My girlfriends decided we would make a contribution to help others out and rather than our usual gift exchange.  They decided since I had an exciting year this year, I should decide what organization we should donate to this year.  We decided instead of donating to  a big organized foundation, we would find someone who actually needs assistance, and make it personal.  We also decided that in 2017, each birthday the birthday girl would decide where we would be volunteering!  I am SO EXCITED to see what kind of good work we do in 2017!!  

Friday, I had my BASELINE tests.  This includes a right and left heart cath, a biopsy, an echo, an EKG, and blood work.  All in a mornings work.  They kept on telling me I would need a ride home.  I asked why?  They responded that I would need to be sedated!  NOT I, I SAID!  They listened and I did it all without sedation, thinking I would be done super fast and I could hurry out of there!

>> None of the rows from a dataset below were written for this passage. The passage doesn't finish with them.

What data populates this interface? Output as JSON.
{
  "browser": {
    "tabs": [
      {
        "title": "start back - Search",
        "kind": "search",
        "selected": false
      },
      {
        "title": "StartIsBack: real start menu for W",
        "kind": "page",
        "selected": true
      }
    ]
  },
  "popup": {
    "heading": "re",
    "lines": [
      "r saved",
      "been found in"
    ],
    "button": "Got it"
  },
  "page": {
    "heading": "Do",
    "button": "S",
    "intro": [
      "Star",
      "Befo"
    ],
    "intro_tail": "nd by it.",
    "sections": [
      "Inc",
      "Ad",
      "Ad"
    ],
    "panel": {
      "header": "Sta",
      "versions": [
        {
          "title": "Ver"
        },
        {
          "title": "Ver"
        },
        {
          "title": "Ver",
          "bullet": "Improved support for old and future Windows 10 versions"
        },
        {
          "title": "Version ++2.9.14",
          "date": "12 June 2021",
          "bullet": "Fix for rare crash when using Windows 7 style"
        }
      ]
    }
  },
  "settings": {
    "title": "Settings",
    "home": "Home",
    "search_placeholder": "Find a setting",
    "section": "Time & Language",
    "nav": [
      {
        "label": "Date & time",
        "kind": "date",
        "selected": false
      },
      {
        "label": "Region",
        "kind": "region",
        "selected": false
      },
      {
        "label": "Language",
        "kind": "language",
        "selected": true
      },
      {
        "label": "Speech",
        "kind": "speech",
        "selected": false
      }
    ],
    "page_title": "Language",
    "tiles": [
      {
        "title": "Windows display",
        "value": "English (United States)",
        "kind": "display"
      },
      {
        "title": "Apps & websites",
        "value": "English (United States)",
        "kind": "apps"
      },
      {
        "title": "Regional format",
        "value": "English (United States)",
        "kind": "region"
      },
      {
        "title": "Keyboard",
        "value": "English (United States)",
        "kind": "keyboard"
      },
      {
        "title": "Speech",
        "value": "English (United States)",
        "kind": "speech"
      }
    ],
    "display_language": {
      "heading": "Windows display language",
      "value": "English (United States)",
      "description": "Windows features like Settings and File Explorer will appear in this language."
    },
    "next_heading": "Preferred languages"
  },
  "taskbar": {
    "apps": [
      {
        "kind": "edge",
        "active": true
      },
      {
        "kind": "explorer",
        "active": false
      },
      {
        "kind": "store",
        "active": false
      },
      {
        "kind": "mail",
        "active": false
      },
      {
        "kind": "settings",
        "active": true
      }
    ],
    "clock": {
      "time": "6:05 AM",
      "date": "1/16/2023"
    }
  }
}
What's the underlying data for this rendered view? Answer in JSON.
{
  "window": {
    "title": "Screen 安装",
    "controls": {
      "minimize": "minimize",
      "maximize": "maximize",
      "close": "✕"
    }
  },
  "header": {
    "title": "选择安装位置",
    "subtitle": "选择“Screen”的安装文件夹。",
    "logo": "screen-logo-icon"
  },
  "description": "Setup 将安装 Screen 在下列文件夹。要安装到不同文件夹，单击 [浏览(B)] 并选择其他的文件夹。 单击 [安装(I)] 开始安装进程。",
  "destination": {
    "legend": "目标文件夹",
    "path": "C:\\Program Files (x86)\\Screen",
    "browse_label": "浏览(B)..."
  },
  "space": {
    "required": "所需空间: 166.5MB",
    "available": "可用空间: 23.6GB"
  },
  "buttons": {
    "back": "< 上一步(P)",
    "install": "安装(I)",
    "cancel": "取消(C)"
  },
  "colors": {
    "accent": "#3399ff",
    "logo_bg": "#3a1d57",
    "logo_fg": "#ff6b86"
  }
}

HA!  NOT SO FAST!  You can drive wherever you want AFTER you lay still for two hours.........REALLY?  ME?  SIT STILL FOR TWO HOURS!  Why do they like to torture me like that?  HAHAHAHA!  I worked on my phone, until the battery died :(  Then I tried to get up and go, but I realized they had me hooked up to something! MY! MY!  The things they do to keep you there!  HAHAHA!  Praise the Lord, all results came out good and now we have a baseline from which to measure for years and years.

While I had my HERO doc there, I asked him about the call on August 27th at 5:00am.  I said, I was not fully awake when you called, did you say something about this heart was really supposed to go somewhere else?  He said, "it was really amazing how it all worked out for you to get this heart, with where you were on the list and how this geographically ended up working out was truly amazing"  I call it "BIG GOD"!  I call it, GOD'S AMAZING TIMING!  

As I have been out and about more and more around people, I have let my guard down a bit and getting back to my usual self.  I hope it's a good thing, and not a dangerous thing! I do know however, it feels good to be "normal" again.  Well, normal is over-rated!  I think I am wild, weird and extraordinary as all my friends are!  LOL!  Wouldn't have it any other way!

Faith, Hope, Love!  I hope you truly find the TRUE meaning of Christmas and don't get caught up in all the things that the media and AMAZON and all the stores want it to be!  I pray that you find the true meaning and appreciate PEACE and GRACE!